If you have a 2.0.3 amd64 to test de binary, you can download it
Pbi may take a while if it works as it needs changes on freebsd ports before push to pfsense repo.

Brak · Aug 20, 2014, 3:09 AM

redreshAddToList: Unknown option 'appldnld\.apple\.com': ignore-private; 2014/08/19 23:06:51| redreshAddToList: Unknown option '\.(jp(e?g|e|2)|gif|pn[pg]|bm?|tiff?|ico|swf|dat|ad|txt|dll)': override-lastmod;

Those are some of the errors I see. It doesn't recognize any of the options that would have been part of the http violations group.

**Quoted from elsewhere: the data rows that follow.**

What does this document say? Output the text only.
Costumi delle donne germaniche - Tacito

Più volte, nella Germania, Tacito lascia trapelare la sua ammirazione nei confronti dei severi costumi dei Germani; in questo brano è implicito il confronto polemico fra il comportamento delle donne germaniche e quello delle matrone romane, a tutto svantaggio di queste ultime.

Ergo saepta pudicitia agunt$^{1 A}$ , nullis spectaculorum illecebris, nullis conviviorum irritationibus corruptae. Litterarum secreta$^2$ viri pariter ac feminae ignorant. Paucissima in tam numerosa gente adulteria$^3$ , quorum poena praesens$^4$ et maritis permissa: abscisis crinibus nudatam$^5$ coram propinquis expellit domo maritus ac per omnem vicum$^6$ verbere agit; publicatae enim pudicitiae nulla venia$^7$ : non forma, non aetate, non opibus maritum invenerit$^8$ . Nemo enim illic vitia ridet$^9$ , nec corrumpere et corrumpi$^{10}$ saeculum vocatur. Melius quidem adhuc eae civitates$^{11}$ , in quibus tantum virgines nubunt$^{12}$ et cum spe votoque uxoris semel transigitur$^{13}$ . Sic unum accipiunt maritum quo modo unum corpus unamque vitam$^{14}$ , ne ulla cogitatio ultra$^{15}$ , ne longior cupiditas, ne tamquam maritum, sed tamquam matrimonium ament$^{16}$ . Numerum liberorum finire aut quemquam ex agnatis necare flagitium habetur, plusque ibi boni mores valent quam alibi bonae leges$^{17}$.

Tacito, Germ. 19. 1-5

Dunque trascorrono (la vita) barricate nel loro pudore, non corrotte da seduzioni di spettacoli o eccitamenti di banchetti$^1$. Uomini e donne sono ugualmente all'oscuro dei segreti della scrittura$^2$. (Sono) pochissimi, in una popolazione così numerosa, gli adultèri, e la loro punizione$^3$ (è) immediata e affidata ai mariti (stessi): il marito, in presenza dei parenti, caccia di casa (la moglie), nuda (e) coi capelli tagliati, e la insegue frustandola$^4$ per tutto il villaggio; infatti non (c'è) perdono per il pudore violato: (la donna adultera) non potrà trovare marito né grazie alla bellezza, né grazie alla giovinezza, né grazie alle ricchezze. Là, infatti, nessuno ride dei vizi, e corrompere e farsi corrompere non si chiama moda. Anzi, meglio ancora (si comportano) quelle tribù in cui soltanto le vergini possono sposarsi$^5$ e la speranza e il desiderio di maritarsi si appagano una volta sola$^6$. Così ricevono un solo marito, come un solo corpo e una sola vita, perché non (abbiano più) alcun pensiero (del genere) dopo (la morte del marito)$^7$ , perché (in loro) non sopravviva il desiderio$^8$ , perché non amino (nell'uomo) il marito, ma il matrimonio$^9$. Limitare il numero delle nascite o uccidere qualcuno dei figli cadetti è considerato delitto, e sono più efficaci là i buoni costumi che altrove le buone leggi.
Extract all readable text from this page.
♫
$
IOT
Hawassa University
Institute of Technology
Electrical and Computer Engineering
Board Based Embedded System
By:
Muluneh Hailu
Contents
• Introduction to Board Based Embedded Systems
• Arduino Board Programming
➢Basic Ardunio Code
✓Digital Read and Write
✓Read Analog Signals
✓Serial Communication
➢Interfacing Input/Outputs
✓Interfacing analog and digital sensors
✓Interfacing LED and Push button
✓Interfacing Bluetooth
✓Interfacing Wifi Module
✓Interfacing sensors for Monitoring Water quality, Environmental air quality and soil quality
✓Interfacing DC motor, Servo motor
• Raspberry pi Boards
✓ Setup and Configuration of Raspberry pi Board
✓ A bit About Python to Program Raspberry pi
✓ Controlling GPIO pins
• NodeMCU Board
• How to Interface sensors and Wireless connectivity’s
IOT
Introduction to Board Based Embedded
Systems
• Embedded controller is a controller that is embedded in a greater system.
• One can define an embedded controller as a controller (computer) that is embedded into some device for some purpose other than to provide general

I have this system running 2.1.4, can I run that binary on it?

marcelloc · Aug 20, 2014, 10:33 AM

You will need to create some symbolic links as 2.1 uses /usr/pbi dirs.

Brak · Aug 26, 2014, 4:54 PM

Any update on this?

I didn't get a chance to try that binary, as I don't have much of a window to play with things since production traffic is flowing. I can set up a lab system if you think I need to verify it.

Thanks,

marcelloc · Aug 26, 2014, 8:42 PM

If you could verify on lab, it will help a lot as you can test your config options.

Brak · Aug 27, 2014, 8:46 PM

@marcelloc:

If you could verify on lab, it will help a lot as you can test your config options.

Okay, what symlinks are going to be needed for a 2.1.4 box?

marcelloc · Jan 8, 2015, 12:23 AM

squid3.4 package for pfsense 2.2 has this compile option.